Я краснею, чувствуя, что сотни людей наблюдают за мной, стоящей на плоском камне. Но тем не менее я нахожу в себе силы заговорить:
— В правилах ничего об этом не говорится. Я читала их. Очень внимательно.
Итон смотрит на стоящего рядом мужчину, и тот облизывает губы, прежде чем заговорить.
— Есть правила на бумаге и есть правила, слишком важные для того, чтобы их записывать.
Мне требуется около секунды для понимания того, что именно он подразумевает: несмотря на отсутствие прямого запрета в правилах, они не намерены допускать меня к участию в бегах. Это похоже на то, как мы с Гэйбом играли в детстве: стоило мне приблизиться к победе, как Гэйб тут же менял правила игры.
И так же, как в те далекие годы, от несправедливости этого меня охватывает огнем.
Я говорю:
— Тогда зачем вообще существуют правила на бумаге?
— Некоторые вещи слишком очевидны, чтобы их записывать, — говорит мужчина, стоящий рядом с Итоном.
На нем очень аккуратный костюм-тройка, а вместо куртки — шарф. Я вижу ровный треугольный вырез его жилета, темно-серый на фоне белой рубашки, куда более чистой, чем его лицо.
— Спускайся, — требует Итон.
Тут третий мужчина, стоящий у самого основания камня, у ступеней, по которым я только что поднялась, протягивает ко мне руку, как будто я действительно собираюсь спуститься вниз с его помощью.
Я не двигаюсь с места.
— Для меня это не очевидно.
Итон сначала хмурится, а потом объясняет, медленно складывая вместе слова по мере того, как они приходят ему в голову:
— Женщины — это сам остров, а остров хранит и кормит нас. Это важно. А мужчины — это то, что вколачивает остров в морское дно, не позволяя ему уплыть в море. На песчаном берегу не может быть женщин. Это переворачивает естественный порядок вещей.
— Значит, ты хочешь меня дисквалифицировать из-за какого-то суеверия, — говорю я. — Ты думаешь, из-за того, что я буду участвовать в бегах, корабли начнут садиться на мель?
— Ну, ты уж слишком передергиваешь.
— Значит, ничего такого… Ты просто думаешь, что я не должна участвовать в бегах, и все.
На лице Итона появляется выражение, похожее на выражение лица Гэйба там, в пабе, когда он недоуменно оглядывал толпу, как бы желая убедиться: они тоже видят, как со мной трудно управиться.
Чем дольше я смотрю на Итона, тем сильнее он мне не нравится. Неужели его жена не считает его длинную нижнюю губу отвратительной? Неужели он не может зачесывать волосы как-то иначе, чтобы не слишком обнажать череп? Неужели это обязательно — вот так выпячивать вперед подбородок между словами?
Итон заявляет:
— Не стоит воспринимать это как личное. Ничего подобного.
— Для меня это личное.
Теперь мужчины откровенно раздражены.
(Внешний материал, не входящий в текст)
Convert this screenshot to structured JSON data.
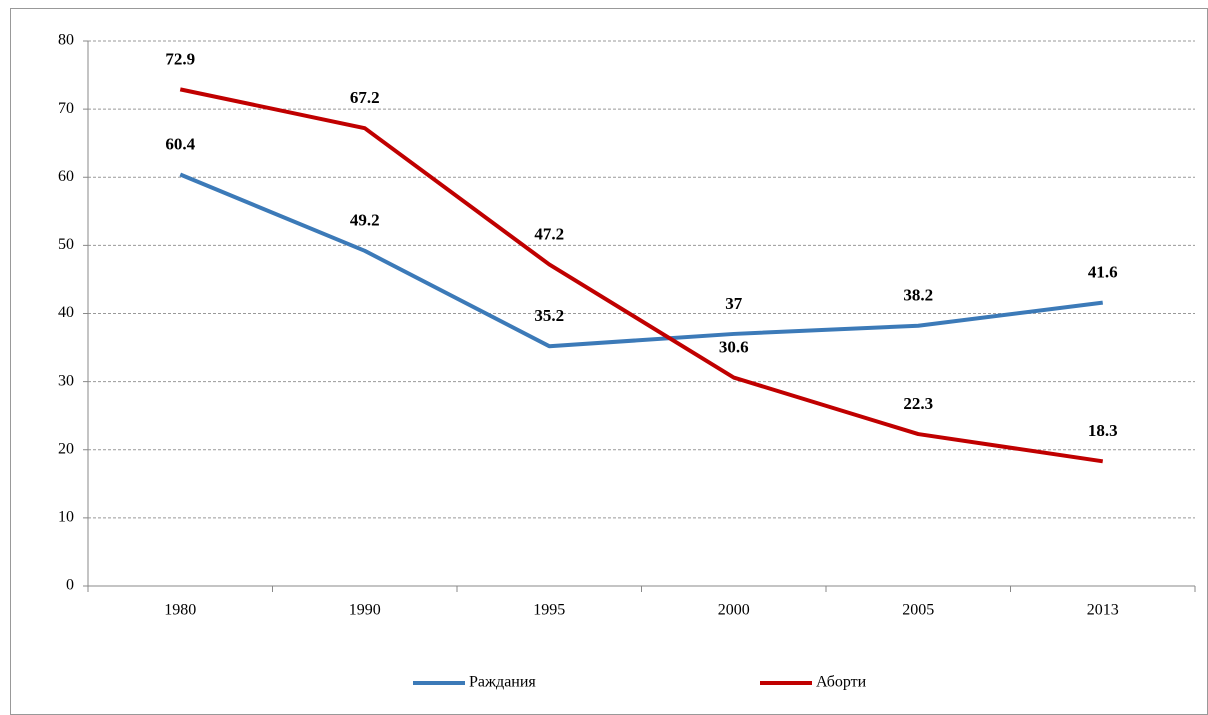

Они ведь думали, что я просто покорно спущусь с камня, едва услышав их «нет», но я этого не сделала, не пожелала смиренно уйти в историю, а намерена бороться.
— В октябре можно заняться множеством вещей, которые доставят людям радость, и не тратить время на тебя, Кэт Конноли, — сердито говорит Итон. — Ты не должна участвовать в бегах.
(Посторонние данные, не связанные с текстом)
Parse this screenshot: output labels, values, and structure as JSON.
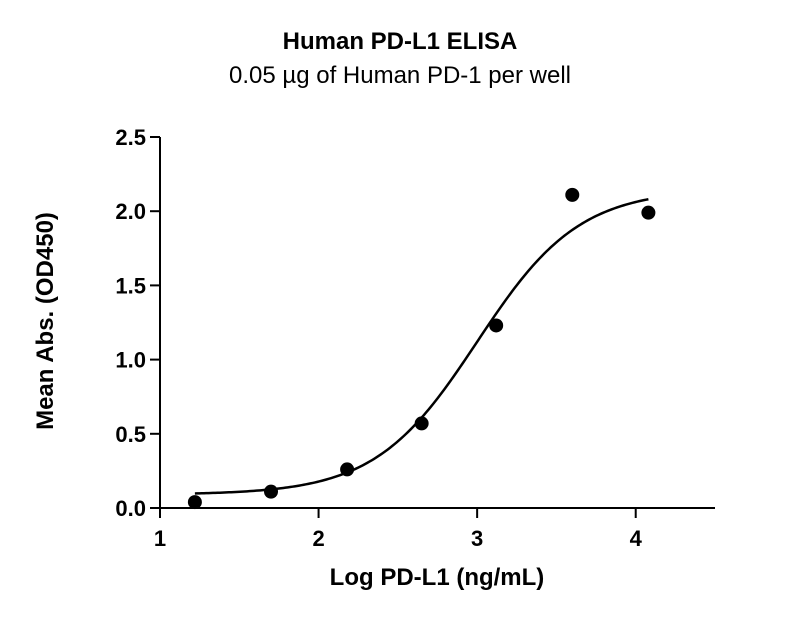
{
  "chart_data": {
    "type": "scatter",
    "title": "Human PD-L1 ELISA",
    "subtitle": "0.05 µg of Human PD-1 per well",
    "xlabel": "Log PD-L1 (ng/mL)",
    "ylabel": "Mean  Abs. (OD450)",
    "xlim": [
      1,
      4.5
    ],
    "ylim": [
      0,
      2.5
    ],
    "x_ticks": [
      1,
      2,
      3,
      4
    ],
    "y_ticks": [
      0.0,
      0.5,
      1.0,
      1.5,
      2.0,
      2.5
    ],
    "x_tick_labels": [
      "1",
      "2",
      "3",
      "4"
    ],
    "y_tick_labels": [
      "0.0",
      "0.5",
      "1.0",
      "1.5",
      "2.0",
      "2.5"
    ],
    "grid": false,
    "series": [
      {
        "x": [
          1.22,
          1.7,
          2.18,
          2.65,
          3.12,
          3.6,
          4.08
        ],
        "y": [
          0.04,
          0.11,
          0.26,
          0.57,
          1.23,
          2.11,
          1.99
        ]
      }
    ],
    "fit_curve": {
      "model": "four-parameter logistic",
      "x_range": [
        1.22,
        4.08
      ],
      "bottom": 0.09,
      "top": 2.15,
      "log_ec50": 3.0,
      "hill_slope": 1.35
    }
  }
}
Я думаю о Бенджамине Малверне, сидящем в нашей кухне, спрашивающем меня о том, на что мы готовы, что бы спасти наш дом. Я думаю о том, что если я сейчас спущусь с этого камня, у Гэйба не будет причин задерживаться на острове, и как бы ни злилась на него, я не могу допустить, чтобы тот наш разговор стал последним. Я вспоминаю свои ощущения при скачке наперегонки с Шоном Кендриком, сидящим на непредсказуемой водяной лошади.
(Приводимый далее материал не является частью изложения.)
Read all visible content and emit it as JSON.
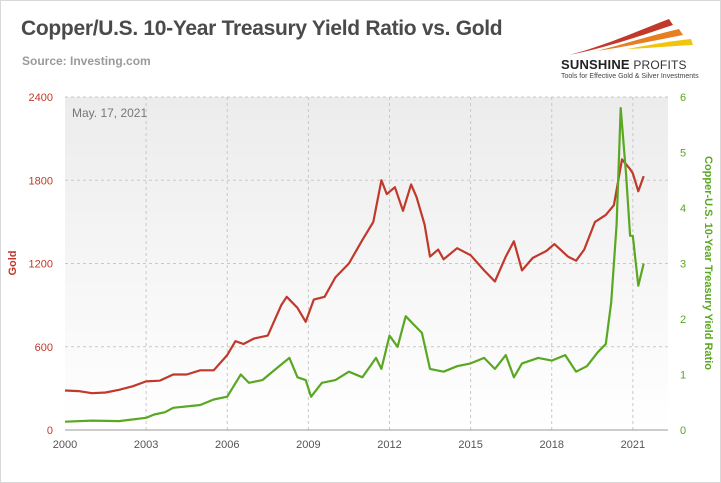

— У меня есть причины, чтобы участвовать, — резко бросаю я. — Точно так же, как у всех мужчин, поднимавшихся на этот камень. И от того, что я девушка, эти причины не становятся менее вескими.
Ян Прайвит, стоящий всего в нескольких шагах от меня, спрашивает:
— Кэт Конноли, кого ты видишь рядом с собой? Женщину, которая забирает нашу кровь. Женщину, дарующую нам желаемое. Но кровь на этой скале — мужская кровь, кровь многих поколений. И не в том дело, хочешь ты участвовать или нет. Ты здесь чужая. Так что прекрати. Спустись и не веди себя как ребенок.
Да кто такой этот Ян Прайвит, чтобы говорить мне подобное? Это снова напоминает мне, как Гэйб требовал прекратить истерику, которой и близко не было. Я думаю о маме, сидящей верхом на лошади, обучающей меня верховой езде, о маме, словно слившейся с прекрасным животным. Они не вправе говорить, что я чужая. Они могут меня выгнать, что бы я ни говорила, но не вправе называть меня чужой.